Меня потрясла страшная его философия, под её воздействием, от ужаса и безысходности их жизни, какое-то странное пробуждение началось у меня. Понимание ужаса последствий от нарушения элементарных моральных принципов зародилось у меня. Собственно ради чего живут они? Что для них важнее всего – интересы собственного пуза! Они сотворили себе кумира, и теперь кумир этот поработил и подмял их!

А Породистый,закончив свою философию, ковырял ногтем мизинца у себя в зубах, потом осмотрел его внимательно и, цыкнув зубом, добавил равнодушно:

– Уж не взышти, глуп ты больно оказался. Но ты не переживай, мы тебя реабилитирует, может быть… потом…– и вдруг, неожиданно всхлипнув, смахнул кулаком выступившие внезапно, по какому-то порыву, слёзы: – И памятник отгрохаем. Ох, и отгрохаем… С вечным свистком! – он загорелся внезапно пришедшей в голову идеей и вскочил в порыве вдохновения: – Точно со свистком! Что бы всегда слышно было! Что бы всегда слушали и помнили!– он примолк, обдумывая и представляя последствия этой задумки. Потом хмыкнул, довольный ею, и, подняв указательный палец, закончил мысль:– А доносчиков и палачей ненавистных казним, страшной карой! – перекосившись в зверской гримасе даже скрипнул зубами, входя в роль возмущённой благодетели: – Лично жилы выматывать буду!

С ужасом смотрел я на него, и не собственная судьба меня страшила, а отчаяние, и безысходность… Тоска безнадёжности дальнейшей жизни затопила во мне все остальные ощущения.

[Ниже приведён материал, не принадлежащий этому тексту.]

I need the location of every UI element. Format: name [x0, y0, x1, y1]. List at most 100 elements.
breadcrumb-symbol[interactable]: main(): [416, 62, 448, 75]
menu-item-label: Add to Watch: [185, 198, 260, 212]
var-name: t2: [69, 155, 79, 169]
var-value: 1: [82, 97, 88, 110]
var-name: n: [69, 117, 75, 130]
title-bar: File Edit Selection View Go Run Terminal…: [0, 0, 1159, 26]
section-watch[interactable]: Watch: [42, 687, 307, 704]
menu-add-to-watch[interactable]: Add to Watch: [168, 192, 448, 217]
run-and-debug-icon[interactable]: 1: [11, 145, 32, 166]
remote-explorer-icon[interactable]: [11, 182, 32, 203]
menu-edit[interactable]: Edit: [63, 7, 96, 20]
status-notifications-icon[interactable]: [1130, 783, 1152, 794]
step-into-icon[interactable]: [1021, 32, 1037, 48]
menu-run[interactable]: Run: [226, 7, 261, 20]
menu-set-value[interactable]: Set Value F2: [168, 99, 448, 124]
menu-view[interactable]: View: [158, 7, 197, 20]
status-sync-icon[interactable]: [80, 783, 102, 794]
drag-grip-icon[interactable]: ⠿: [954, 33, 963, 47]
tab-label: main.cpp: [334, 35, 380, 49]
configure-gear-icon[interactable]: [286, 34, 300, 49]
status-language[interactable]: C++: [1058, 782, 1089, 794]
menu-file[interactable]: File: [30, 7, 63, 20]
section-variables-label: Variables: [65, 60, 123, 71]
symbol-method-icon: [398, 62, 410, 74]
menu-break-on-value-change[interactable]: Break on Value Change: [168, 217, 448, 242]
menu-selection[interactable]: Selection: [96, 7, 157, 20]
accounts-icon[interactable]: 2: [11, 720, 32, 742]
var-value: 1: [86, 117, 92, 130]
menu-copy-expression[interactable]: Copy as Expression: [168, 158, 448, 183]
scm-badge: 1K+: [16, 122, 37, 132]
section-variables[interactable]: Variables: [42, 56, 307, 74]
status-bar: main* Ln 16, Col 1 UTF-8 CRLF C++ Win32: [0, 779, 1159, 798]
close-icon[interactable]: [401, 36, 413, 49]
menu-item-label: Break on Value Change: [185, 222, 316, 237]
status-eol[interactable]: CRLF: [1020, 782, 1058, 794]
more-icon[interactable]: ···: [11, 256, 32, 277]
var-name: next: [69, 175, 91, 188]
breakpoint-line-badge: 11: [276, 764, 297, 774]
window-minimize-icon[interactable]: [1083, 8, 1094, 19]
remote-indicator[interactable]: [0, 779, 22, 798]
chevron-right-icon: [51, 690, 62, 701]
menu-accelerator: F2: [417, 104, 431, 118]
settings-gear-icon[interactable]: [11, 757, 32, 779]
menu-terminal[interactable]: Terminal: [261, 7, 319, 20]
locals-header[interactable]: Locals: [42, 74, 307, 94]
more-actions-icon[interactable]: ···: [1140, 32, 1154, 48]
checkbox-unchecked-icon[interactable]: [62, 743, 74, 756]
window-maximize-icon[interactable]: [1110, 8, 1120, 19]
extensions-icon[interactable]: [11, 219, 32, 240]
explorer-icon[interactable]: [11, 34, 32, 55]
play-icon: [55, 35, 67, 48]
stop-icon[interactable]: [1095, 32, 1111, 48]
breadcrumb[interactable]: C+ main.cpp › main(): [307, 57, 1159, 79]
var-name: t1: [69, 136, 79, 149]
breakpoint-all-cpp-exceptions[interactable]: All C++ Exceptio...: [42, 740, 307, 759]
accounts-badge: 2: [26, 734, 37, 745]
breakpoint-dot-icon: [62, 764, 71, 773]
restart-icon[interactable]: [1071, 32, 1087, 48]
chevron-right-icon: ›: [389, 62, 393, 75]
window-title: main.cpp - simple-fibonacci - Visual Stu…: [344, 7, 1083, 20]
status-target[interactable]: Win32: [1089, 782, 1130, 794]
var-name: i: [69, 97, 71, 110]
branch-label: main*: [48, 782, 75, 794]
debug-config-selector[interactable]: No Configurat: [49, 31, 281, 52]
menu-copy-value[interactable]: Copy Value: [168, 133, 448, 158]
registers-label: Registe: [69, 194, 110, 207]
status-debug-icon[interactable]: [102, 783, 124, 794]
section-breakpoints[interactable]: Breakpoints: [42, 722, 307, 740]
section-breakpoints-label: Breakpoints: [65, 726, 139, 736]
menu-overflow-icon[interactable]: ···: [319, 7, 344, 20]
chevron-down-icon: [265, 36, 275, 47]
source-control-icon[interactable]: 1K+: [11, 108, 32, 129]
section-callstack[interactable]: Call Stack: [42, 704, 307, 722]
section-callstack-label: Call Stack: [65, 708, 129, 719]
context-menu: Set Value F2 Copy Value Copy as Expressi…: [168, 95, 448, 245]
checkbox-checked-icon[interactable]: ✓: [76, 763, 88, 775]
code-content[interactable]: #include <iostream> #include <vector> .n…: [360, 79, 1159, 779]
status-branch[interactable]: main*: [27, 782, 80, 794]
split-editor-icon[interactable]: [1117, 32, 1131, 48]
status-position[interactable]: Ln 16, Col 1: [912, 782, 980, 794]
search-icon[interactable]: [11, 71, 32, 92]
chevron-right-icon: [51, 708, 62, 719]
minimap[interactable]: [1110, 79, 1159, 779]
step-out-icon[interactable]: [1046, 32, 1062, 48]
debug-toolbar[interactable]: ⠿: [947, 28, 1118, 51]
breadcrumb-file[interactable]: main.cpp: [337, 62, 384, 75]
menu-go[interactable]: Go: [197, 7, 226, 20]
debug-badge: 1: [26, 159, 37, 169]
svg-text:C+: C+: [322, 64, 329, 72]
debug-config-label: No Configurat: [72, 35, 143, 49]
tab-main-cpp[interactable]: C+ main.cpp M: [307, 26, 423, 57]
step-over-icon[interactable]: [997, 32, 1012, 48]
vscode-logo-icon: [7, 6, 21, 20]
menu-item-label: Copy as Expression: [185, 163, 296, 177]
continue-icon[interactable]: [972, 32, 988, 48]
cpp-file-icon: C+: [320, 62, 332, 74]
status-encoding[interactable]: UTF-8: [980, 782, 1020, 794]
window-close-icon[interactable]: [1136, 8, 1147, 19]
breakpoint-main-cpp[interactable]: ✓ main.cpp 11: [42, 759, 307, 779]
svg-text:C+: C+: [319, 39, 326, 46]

– А враги! А враги ваши, когда они придут уничтожать вас? – как утопающий ухватился я за соломинку, в попытке найти некую ценность, способную объединить их и придать смысл существованию.

–Вот дурак! Так дурак! – всплеснул он руками:– Какие там враги, когда тебя шлёпнут? – удивлению его не было предела:– Да на кой ляд кому наше болото нужно? Да здесь-то кроме нас и жить-то ни кто не сможет! Да и не живёт здесь ни кто порядочный. – вздохнул он с сожалением и развёл руками, уныло оглядываясь:– Да и кому мы нужны – голь перекатная, да дурь несусветная… Бери нас голыми руками – отца родного продадим ни за что, назло соседу!